Typical wisdom suggests that as an act moves through their career, one of the most important things to maintaining an audience is changing up their musical style, something The Goo Goo Dolls have largely eschewed until this point. Since their breakout hit Iris in 1998, the band has been largely content to hone their pop-rock sound, drawing an audience through catchy choruses. This reached something of a nadir with 2013’s Magnetic, with many reviewers critiquing the band for sticking to their house style. Their new record, Boxes, contains attempts to shake up the formula, but is it enough to make The Goo Goo Dolls fresh again?
Lead single So Alive revolves around a sweet piano riff, and a chorus of grandiose vocal chants. It’s catchy, but it’s difficult to shake the feeling that it’s an empty bombast, with the metaphors used in the lyrics being distinctly strained – “open up my heart like a shotgun”. Flood is more successful, reigning in the outsized sounds for a more intimate style (although it still sounds huge, it is The Goo Goo Dolls).

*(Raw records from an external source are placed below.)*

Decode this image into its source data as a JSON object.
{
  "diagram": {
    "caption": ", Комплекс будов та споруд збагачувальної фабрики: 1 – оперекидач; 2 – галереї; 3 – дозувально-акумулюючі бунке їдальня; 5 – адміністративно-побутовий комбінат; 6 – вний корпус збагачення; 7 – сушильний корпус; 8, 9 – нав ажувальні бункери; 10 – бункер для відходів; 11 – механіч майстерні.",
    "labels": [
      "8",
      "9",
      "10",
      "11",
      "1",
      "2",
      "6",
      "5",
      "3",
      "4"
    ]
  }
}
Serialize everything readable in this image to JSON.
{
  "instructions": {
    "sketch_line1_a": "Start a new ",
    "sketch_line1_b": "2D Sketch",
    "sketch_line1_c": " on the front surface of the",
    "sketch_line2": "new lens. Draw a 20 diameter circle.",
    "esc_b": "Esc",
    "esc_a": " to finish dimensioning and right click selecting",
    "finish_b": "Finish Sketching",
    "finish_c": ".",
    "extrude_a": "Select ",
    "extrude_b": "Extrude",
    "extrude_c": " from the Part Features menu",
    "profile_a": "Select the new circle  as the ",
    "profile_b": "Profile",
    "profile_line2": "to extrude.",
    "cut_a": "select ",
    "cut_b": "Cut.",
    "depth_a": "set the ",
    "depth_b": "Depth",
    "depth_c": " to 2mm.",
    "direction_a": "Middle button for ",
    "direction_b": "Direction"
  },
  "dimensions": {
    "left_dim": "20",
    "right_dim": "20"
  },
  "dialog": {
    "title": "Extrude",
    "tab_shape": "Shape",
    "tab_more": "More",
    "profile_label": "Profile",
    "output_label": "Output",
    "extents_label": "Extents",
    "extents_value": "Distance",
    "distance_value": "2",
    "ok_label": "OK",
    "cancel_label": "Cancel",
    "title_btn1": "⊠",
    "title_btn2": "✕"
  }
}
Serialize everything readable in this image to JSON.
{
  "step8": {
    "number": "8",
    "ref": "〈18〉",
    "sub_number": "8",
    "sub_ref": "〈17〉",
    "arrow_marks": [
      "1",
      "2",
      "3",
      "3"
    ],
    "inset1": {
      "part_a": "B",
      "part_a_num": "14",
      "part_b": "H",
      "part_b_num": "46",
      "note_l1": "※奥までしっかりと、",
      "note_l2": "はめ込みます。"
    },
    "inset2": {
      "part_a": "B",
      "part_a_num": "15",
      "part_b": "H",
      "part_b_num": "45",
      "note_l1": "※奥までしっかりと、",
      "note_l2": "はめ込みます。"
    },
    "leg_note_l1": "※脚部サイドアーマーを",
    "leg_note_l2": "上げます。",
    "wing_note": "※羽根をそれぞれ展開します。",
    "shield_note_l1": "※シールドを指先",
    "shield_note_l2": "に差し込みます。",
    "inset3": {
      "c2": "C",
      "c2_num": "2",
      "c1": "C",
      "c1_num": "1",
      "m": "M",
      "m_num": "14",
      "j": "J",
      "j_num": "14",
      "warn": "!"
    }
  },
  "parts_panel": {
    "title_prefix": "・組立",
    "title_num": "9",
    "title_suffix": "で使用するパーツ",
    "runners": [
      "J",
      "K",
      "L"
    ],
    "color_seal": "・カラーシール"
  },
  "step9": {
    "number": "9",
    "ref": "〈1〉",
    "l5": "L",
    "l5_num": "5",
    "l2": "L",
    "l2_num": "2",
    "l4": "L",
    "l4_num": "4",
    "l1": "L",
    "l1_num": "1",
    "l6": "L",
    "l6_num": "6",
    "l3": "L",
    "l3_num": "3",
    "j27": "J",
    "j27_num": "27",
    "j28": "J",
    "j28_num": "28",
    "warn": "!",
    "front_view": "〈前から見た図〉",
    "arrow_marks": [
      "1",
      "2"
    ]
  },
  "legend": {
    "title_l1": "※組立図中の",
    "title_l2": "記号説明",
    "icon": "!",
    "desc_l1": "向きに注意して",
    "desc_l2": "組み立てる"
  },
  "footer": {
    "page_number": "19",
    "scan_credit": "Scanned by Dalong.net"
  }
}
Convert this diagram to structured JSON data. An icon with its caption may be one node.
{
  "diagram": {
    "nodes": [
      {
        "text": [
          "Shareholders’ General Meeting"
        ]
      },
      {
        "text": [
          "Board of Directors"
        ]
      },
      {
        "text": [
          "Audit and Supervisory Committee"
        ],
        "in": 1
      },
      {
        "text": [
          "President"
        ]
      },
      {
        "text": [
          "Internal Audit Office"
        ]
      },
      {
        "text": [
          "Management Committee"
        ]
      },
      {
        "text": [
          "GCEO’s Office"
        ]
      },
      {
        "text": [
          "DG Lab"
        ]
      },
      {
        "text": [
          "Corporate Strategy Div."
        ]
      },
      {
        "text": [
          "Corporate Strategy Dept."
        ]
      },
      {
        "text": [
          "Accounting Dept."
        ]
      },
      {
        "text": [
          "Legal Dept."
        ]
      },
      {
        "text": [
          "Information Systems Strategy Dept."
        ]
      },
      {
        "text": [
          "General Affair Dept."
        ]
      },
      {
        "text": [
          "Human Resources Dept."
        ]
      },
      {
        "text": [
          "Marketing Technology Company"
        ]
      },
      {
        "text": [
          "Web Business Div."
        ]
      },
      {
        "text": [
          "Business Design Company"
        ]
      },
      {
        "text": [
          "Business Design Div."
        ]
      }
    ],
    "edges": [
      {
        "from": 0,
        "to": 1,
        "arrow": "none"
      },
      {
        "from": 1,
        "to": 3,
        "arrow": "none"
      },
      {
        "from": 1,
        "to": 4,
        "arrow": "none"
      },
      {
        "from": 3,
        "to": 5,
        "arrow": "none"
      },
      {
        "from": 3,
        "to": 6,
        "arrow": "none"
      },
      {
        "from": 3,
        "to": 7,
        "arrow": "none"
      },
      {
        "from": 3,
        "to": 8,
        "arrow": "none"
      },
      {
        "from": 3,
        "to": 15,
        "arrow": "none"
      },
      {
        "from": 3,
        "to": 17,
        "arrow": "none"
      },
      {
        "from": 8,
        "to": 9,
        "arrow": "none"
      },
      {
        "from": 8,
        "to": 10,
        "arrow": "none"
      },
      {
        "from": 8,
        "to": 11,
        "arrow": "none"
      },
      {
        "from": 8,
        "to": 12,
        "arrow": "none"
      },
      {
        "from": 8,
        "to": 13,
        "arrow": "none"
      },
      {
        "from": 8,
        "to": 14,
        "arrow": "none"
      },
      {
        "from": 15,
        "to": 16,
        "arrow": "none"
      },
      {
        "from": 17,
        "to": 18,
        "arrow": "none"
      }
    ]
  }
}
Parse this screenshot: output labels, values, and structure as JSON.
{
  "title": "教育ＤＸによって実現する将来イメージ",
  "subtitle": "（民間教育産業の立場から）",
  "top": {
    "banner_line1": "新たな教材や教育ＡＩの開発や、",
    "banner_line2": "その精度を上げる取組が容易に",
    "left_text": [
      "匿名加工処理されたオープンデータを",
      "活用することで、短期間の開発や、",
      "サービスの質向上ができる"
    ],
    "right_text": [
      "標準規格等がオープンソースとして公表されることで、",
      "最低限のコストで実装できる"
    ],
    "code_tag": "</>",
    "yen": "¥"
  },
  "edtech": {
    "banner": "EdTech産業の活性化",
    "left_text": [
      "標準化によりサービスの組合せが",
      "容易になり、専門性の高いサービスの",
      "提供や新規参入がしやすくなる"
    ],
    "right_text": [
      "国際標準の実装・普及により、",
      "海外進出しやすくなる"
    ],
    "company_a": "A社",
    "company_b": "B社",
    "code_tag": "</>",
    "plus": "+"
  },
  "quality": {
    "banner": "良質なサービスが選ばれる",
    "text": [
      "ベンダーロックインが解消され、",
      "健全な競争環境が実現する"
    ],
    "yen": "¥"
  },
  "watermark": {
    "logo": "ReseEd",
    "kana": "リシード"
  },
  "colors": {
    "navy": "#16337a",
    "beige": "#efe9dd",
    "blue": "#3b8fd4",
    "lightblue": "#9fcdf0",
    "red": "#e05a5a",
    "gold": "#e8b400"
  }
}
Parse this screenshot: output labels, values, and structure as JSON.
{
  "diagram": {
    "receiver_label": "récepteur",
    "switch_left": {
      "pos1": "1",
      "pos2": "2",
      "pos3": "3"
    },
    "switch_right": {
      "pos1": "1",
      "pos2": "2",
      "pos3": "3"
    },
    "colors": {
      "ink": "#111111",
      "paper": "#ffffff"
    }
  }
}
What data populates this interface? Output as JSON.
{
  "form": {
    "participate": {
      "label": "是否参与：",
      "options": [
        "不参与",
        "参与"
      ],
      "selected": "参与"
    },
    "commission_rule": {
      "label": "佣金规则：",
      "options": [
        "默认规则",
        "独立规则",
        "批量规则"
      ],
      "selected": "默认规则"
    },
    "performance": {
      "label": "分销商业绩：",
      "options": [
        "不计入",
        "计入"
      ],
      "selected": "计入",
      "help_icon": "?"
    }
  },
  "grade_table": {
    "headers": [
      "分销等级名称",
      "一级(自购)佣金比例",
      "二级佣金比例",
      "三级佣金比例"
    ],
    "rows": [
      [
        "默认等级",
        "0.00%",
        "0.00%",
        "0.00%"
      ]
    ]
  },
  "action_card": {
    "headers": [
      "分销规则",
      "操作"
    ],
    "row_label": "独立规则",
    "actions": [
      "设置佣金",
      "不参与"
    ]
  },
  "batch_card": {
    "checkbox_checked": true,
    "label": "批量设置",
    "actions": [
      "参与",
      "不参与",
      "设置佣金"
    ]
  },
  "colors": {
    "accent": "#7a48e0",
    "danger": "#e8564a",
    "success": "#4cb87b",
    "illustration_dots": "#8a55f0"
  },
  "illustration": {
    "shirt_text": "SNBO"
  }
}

Sydney Sierota’s guest vocals are delicate, and meld well with John Rzeznik’s, leading to a particularly memorable chorus (although the lyrics are once again, pretty bad – “you’re the flood that opened my heart”).
The main problem with album, outside of the lyrics, is that the attempts to add variety don’t feel like enough to differentiate it from the band’s more catchy back catalogue. Flood has some nice staccato strings in the chorus, and The Killers-esque pulse of album-highlight Reverse is very engaging, but the rest of the album sticks closely to the sound the band has been exploring for decades. Rzeznik is very skilled at writing catchy hooks, and it’s a nicely produced record, sounding appropriately anthemic, but ultimately the amateurish lyrics and overbearing consistency undermine it.